- Born: 27 January 1919 Bangor, Wales
- Died: 29 October 2010 (aged 91) France
- Allegiance: United Kingdom
- Branch: British Army
- Service years: 1940–1947
- Rank: Lieutenant
- Service number: 121135
- Unit: Oxfordshire and Buckinghamshire Light Infantry Parachute Regiment
- Conflicts: Second World War
- Awards: Commander of the Order of the British Empire Military Cross

= David Eastwood (British Army officer) =

British Army officer

Lieutenant Herbert David Eastwood (27 January 1919 – 29 October 2010) was a British Army officer who was awarded the Military Cross for courage during Operation Market Garden in the Second World War.

==Early life and military career==
Eastwood was born in Bangor, Gwynedd, and educated at Bloxham School and St Edmund Hall, Oxford. He commissioned into the Oxfordshire and Buckinghamshire Light Infantry on 16 February 1940, and was posted to India on internal security duties. After the Battle of France, his regiment was recalled to England to become part of the 31st Independent Infantry Brigade, and later the 1st Airlanding Brigade. Eastwood was appointed GSO3 (Air) and took part in the Allied invasion of Sicily. He was subsequently given the job of briefing the D-Day planners on the lessons to be learned from the errors made in the Italian campaign.

===Operation Market Garden===
Eastwood's company landed on 17 September 1944 as part of the British element of Operation Market Garden. Eastwood and his men were responsible for securing and protecting drop zones (DZs) in preparation for the arrival of the 1st Parachute Brigade. On the next evening Eastwood, in command of No.1 platoon, was detailed to put out navigational aids for a supply drop. Finding Germans in occupation of the zone in some strength, he attacked, killing some and capturing the rest.

On 19 September he returned to the DZ to assist in the landing of the first wave of Polish gliders. As soon as these appeared, the Germans attacked. Eastwood and his men drove them off until all the gliders had been unloaded. Cut off, however, he led his platoon through enemy positions under cover of darkness and reached Ommershof on the north-western outskirts of Arnhem. They dug in there and remained for two days before reinforcing the defensive perimeter around the nearby Hartenstein Hotel. For the next four days they held the crucial area near the Schoonord crossroads, which was constantly exposed to heavy enemy fire. Regardless of personal danger, Eastwood constantly moved between his sections encouraging his men. In spite of numerous attacks and heavy casualties, their morale was such that they remained in position until ordered to withdraw back across the Rhine on 25 September. He was immediately recommended for, and subsequently awarded, the Military Cross.

- Citation
The above officer led his platoon with great gallantry throughout the action. On the evening of 18.9.44, he was detailed with his platoon to put out navigational aids on L.Z. "L" for a supply drop. He found the enemy in occupation of this area in some strength. He immediately attacked them, killing or capturing the lot. On 19.9.44, he again returned to this area to assist in the landing of gliders. As soon as the gliders appeared the enemy put in an attack. This was driven off and the enemy held until all the gliders had been unloaded. Later he found that his route back to the Company area had been cut off by the enemy, but he successfully led his platoon through the enemy positions.

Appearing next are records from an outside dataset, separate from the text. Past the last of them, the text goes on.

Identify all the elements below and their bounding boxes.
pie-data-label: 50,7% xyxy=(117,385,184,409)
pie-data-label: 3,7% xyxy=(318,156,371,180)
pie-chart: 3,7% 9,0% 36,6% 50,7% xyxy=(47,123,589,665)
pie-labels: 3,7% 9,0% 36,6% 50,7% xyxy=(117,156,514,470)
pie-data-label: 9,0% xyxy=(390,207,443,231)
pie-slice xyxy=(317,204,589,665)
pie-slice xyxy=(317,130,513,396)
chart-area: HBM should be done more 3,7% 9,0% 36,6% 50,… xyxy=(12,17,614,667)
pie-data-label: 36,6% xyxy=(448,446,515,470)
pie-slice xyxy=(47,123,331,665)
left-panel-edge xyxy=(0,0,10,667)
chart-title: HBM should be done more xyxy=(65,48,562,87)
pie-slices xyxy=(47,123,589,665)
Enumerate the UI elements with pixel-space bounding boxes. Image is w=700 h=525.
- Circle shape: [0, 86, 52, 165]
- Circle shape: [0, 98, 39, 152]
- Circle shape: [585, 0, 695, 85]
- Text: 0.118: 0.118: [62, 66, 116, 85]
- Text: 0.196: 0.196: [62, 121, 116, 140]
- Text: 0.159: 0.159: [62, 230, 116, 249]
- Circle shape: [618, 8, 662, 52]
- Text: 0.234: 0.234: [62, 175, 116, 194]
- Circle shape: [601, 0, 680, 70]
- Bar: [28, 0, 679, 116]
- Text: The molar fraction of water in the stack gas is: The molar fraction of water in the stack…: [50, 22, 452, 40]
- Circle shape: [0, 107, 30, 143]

From 20.9.44 until the withdrawal on 25.9.44, he held a position which was constantly exposed to murderous enemy fire, but regardless of personal danger he went constantly round his section positions encouraging his men. He kept the spirits of his men at such a high level that in spite of numerous enemy attacks and heavy casualties, they hung on to their positions until the end.

Eastwood further served with the 21st Company in the Battle of Arnhem and in the liberation of Norway. He relinquished his commission in 1947.

==Post-war==
Following the end of the war, Eastwood joined the colonial Malayan Civil Service in 1947. He learned to speak Malay and served there during the Malay Emergency. Eastwood became district commissioner for Trengganu, on the country's eastern coast, where he wrote the Land Law for the State before going to Malacca. Returning to England after Malaya achieved independence in 1957, he joined the Ministry of Defence in 1959. After serving in Jamaica he completed a four-year tour of Northern Ireland during The Troubles, working in intelligence for the Northern Ireland Office. He was invested as a Commander of the Order of the British Empire in 1973.